Nov 3, 2011

Lesbian assassins!

Well, it's been a while, hasn't it?  Gotta pull out the defibrillator and shock this blog back to life!  And if there's one thing that guarantees hits, it's lesbians...and if there's one thing I know how to write about, it's ridiculous '90s Spider-Man spinoffs!  So let's take a look at Silver Sable and the Wild Pack #28, written by Gregory Wright with art by Gordon Purcell.

Surprisingly, the J. Jonah Superman haircut never caught on.



Silver Sable, introduced by Tom DeFalco and Ron Frenz in Amazing Spider-Man #265, is Silver Sablinova (yes, I know), glamorous mercenary from the made-up Eastern European nation Symkaria. After years of guest-starring appearances in the Spider-books, she was given her own ongoing series in 1992, which, as previously noted, lasted a hard-to-believe 35 issues. It wasn't her book alone, though - it was Silver Sable and the Wild Pack, the Wild Pack being her hand-picked mercenary squad; thus writer Gregory Wright populated the book with a...highly diverse supporting cast. It had reformed Spider-foe Sandman, gross sadomasochism enthusiast Carl "Crippler" Striklan, former USAgent sidekick Battlestar, racist Billy Ray Cyrus lookalike Doug Powell, HIV-positive gangbanger-turned-tech-expert Raul Quentino, and the focus of #28, lesbian Vietnamese assassin Amy Chen.  To Wright's credit, her lesbianism was treated pretty matter-of-factly, without any "very special issue" or Gen13-style fanboy bait - Powell noted that she was hot, and Crippler told him 'too bad, she's not into dudes' and that was that.  Also, she was hinted to have a bit of a crush on her employer, but that's to be expected, because no fewer than three other characters in the book (Sandman, Powell, and frequent guest star Paladin) were trying, with varying degrees of subtlety, to get into Ms. Sablinova's shiny pants.

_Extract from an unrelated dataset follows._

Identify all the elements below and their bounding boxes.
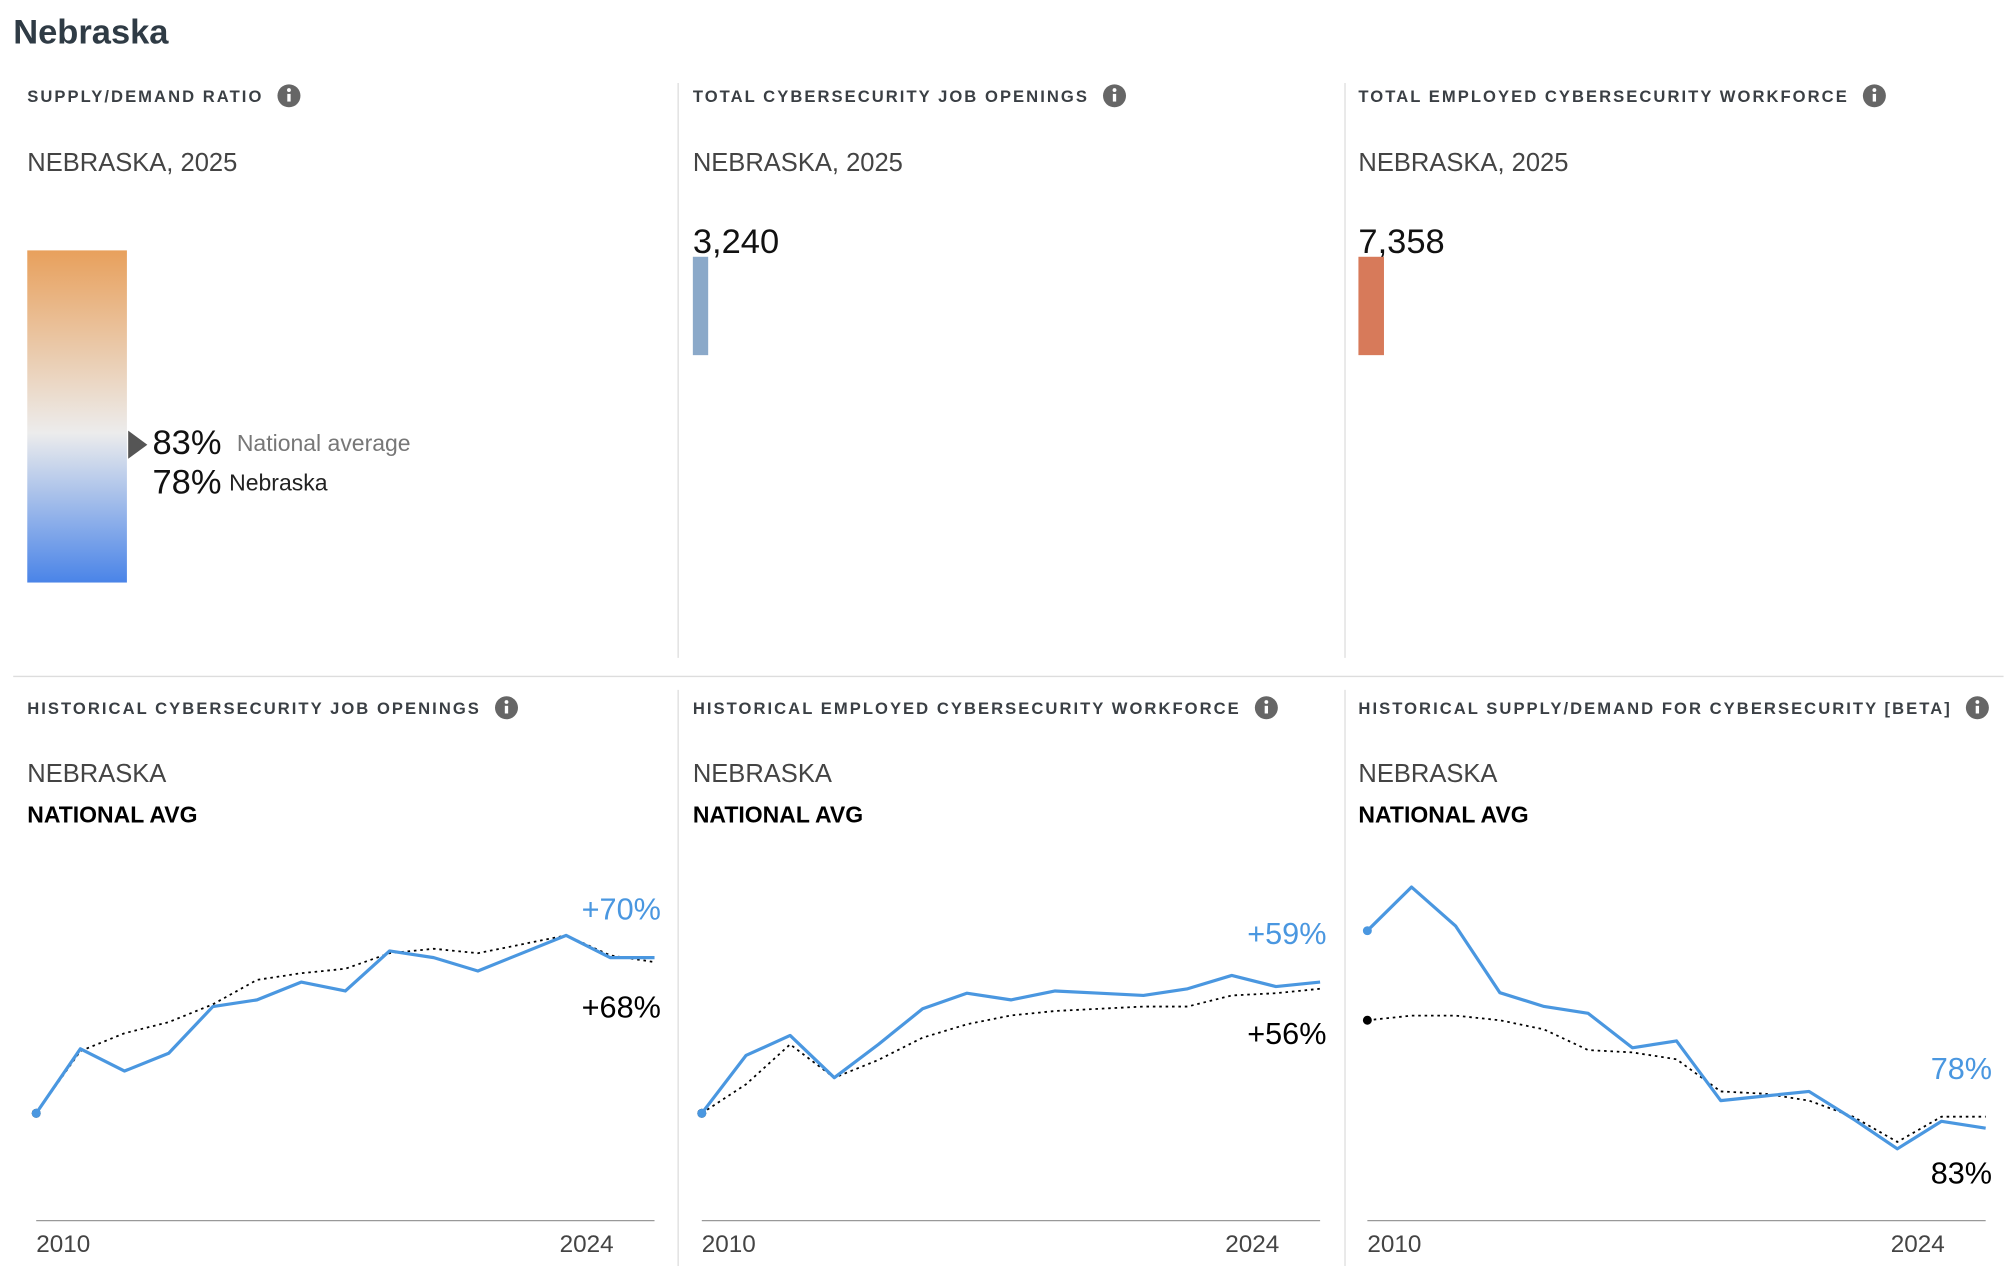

Anyway, Chen used to kill people for money, which normally isn't a problem given Silver Sable's enlightened/insane hiring policies (did I mention that Powell used to work for the KKK?), but becomes one when Sable has to kill an assassin from Chen's old all-female assassination squad.  When they try to kill Sable for retribution, Chen quits and rejoins her old friends to protect Sable.  They're awfully happy to see her...and it's here that I begin to suspect maybe these ladies have more in common than being hired killers.

I guess they have to commit murder-for-hire to afford their crippling houseplant addictions.

Fell for her, too...I'm not reading too much into this, am I?



Yeah, uh.  I'm not even sure this is subtext anymore.

MY EYES
It's a good thing she's back with her "own kind", because good lord.  I think this confirms my suspicions, because there's no way any straight women under 60 would wear those sweaters.

Anyway, Chen fakes her first kill with Sandman's help, but that won't help at her next job, since all four of our Sapphic sicarii are tagging along.  Worse, they've figured out that she's fakin' it.  Luckily, Sable knows where they're going to be, as she finagled that information out of her ex-husband,  '80s rock supergroup/international assassin Foreigner.  She drops in just as Chen's being stalked through a hedge maze, and jealousy rears its ugly head.

Did I mention these lesbian assassins are also ninjas?

The assassins are defeated, Chen's welcomed back into the fold, and next issue everyone plays Mesoamerican basketball with Mayan ghosts.  Yeah, this was kind of a weird book.

So what do you think?  Am I seeing phantom lesbians here, possibly due to reading too much of this blog?  Or did Wright sneak a little of the love that dare not speak its name into a goofy '90s action book?